The amendment to Appendix F is effective February 1, 1989. Public direct participation programs on file for review with the NASD Corporate Financing Department as of February 1, 1989, which have not received an opinion of "no objections" to the underwriting terms and arrangements, and direct participation programs subsequently filed with the department on or after February 1, 1989, may include an underwriting arrangement that complies with the new indeterminate compensation provision of Appendix F. In addition, any direct participation program offering that previously has received an opinion of "no objections" from the department may be resubmitted on or after February 1, 1989, for review of revised underwriting terms that include an indeterminate compensation arrangement, so long as the SEC or state regulatory authority (if an intrastate offering) has not declared the offering effective.

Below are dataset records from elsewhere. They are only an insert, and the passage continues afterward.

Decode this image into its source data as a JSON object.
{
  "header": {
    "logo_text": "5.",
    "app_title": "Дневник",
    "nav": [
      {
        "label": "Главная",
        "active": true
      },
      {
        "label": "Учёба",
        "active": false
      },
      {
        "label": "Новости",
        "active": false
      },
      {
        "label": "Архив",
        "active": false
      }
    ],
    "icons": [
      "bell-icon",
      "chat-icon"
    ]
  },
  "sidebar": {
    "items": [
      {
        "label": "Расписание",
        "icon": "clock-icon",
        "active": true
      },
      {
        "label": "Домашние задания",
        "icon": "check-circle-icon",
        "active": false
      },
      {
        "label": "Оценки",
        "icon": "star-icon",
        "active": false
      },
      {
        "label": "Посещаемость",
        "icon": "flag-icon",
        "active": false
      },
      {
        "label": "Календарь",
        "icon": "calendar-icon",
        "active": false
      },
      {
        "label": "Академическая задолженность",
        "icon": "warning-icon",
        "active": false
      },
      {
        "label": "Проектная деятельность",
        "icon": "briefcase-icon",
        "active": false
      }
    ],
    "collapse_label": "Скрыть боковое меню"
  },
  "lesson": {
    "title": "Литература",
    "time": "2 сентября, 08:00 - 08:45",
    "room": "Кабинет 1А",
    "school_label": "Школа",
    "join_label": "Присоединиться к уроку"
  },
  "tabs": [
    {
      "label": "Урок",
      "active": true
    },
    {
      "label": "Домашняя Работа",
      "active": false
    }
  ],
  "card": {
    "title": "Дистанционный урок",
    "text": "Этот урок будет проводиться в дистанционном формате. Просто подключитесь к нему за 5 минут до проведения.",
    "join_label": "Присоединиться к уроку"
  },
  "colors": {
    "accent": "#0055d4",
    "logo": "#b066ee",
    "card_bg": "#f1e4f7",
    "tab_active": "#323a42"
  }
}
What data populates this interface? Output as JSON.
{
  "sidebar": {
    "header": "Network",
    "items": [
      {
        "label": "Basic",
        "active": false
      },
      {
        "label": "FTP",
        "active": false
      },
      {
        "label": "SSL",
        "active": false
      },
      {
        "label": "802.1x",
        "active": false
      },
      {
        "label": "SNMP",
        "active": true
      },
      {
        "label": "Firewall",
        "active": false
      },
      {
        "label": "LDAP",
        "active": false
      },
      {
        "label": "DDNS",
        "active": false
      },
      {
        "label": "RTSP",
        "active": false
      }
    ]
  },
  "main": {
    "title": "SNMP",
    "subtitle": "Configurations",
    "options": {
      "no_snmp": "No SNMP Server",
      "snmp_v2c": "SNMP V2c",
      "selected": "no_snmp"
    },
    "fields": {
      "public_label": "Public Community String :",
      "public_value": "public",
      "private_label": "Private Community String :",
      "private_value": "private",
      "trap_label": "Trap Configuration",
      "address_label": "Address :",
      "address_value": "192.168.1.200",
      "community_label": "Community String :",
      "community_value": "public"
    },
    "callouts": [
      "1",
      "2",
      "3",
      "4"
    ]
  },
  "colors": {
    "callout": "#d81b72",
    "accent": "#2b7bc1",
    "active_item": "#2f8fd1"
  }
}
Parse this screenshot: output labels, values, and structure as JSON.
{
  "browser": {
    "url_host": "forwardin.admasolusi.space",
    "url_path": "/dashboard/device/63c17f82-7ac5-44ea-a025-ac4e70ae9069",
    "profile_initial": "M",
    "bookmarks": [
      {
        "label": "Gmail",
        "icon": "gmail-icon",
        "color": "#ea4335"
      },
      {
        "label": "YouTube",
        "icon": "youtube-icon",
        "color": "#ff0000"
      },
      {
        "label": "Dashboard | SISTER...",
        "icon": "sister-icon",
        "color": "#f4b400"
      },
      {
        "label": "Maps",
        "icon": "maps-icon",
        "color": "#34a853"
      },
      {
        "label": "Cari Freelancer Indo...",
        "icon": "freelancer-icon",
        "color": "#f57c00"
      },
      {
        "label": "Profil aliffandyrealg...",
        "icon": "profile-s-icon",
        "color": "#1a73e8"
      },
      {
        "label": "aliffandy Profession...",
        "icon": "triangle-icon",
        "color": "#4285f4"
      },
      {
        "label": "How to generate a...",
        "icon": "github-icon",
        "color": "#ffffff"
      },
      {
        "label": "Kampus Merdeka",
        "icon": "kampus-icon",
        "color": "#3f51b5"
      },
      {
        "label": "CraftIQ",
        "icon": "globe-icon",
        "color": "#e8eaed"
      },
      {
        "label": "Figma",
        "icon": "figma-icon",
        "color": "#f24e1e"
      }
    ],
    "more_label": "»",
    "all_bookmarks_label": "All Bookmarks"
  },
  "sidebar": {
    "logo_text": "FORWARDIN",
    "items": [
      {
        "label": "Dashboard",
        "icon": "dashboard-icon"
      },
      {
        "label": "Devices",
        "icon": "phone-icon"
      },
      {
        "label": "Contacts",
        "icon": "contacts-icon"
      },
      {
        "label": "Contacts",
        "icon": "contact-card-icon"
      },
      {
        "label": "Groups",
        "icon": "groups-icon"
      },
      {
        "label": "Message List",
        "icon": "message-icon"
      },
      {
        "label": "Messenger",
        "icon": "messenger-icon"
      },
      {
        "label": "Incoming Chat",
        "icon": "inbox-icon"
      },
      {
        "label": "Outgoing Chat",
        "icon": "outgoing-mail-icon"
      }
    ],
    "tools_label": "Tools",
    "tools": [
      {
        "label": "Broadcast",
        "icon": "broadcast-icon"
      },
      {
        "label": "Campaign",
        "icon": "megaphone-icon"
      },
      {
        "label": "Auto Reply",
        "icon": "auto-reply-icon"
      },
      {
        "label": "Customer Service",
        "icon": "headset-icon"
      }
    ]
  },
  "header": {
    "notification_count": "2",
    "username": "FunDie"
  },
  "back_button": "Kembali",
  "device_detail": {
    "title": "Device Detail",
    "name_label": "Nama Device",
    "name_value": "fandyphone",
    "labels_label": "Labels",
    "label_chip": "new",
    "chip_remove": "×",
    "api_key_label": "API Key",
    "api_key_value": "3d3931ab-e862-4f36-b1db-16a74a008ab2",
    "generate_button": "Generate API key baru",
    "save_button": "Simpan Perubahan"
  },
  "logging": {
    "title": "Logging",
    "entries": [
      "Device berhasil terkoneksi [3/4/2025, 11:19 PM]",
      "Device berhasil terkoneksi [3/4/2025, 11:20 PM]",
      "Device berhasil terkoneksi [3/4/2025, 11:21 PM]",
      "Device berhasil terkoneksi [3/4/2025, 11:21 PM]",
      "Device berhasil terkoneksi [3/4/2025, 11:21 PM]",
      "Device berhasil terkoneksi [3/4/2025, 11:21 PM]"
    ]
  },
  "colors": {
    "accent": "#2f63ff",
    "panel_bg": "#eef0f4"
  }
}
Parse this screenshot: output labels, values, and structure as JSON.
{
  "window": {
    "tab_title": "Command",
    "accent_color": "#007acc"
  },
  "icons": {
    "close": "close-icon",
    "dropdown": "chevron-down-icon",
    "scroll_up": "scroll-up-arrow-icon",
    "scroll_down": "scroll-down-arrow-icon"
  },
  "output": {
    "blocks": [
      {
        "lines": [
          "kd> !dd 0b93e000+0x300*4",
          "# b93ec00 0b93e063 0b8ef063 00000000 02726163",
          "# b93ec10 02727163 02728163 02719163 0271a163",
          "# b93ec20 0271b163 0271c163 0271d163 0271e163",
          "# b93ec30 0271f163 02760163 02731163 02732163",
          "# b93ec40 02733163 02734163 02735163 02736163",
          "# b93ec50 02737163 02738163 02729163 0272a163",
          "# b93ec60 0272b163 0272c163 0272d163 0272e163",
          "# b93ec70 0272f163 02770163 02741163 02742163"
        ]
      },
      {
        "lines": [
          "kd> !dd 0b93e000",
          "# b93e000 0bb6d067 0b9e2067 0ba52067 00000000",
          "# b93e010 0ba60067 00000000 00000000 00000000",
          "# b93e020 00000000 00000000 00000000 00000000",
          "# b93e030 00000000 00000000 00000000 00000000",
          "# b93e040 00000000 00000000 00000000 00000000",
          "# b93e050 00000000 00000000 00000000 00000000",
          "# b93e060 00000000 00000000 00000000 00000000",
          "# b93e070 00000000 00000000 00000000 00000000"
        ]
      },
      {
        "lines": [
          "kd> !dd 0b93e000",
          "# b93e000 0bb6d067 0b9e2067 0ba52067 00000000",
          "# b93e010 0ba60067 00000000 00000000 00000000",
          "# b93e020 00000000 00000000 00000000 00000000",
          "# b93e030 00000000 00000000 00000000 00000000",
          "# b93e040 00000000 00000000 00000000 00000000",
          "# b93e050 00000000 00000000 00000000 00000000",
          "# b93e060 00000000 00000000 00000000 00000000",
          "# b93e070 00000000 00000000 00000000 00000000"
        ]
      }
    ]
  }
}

Questions concerning this notice can be directed to Richard J. Fortwengler, Assistant Director, NASD Corporate Financing Department, at (202) 728-8258

APPENDIX F TO ARTICLE III, SECTION 34 OF THE NASD RULES OF FAIR PRACTICE

(Note: New language is underlined.)

Section 5. Organization and Offering Expenses

(b) In determining the fairness and reasonableness of organization and offering expenses for purposes of subsection (a) hereof, the arrangements shall be presumed to be unfair and unreasonable if:
(5) the program provides for compensation of an indeterminate nature to be paid to members or persons associated with members for sales of program units, or for services of any kind rendered in connection with or related to the distribution thereof, including, but not necessarily limited to, the following: a percentage of the management fee, a profit sharing arrangement, brokerage commissions, an overriding royalty interest, a net profits interest, a percentage of revenues, a reversionary interest, a working interest, a security or right to acquire a security having an indeterminate value, or other similar incentive items; provided, however, that an arrangement which provides for continuing compensation to a member or person associated with a member in connection with a public offering shall not be presumed to be unfair and unreasonable if all of the following conditions are satisfied:
(i) the continuing compensation is to be received only after each investor in the program has received cash distributions from the program aggregating an amount equal to his cash investment plus a six percent cumulative annual return on his adjusted investment;
(ii) the continuing compensation is to be calculated as a percentage of program cash distributions
(iii) the amount of continuing compensation does not exceed three percent for each one percentage point that the total of all compensation pursuant to subsection (b)(l) of this section received at the time of the offering and at the time any installment payment is made fall below nine percent; provided, however, that in no event shall the amount of continuing compensation exceed 12 percent of program cash distributions; and
(iv) if any portion of the continuing compensation is to be derived from the limited partners' interest in the program cash distributions, the percentage of the continuing compensation shall be no greater than the percentage of program cash distributions to which limited partners are entitled at the time of the payment.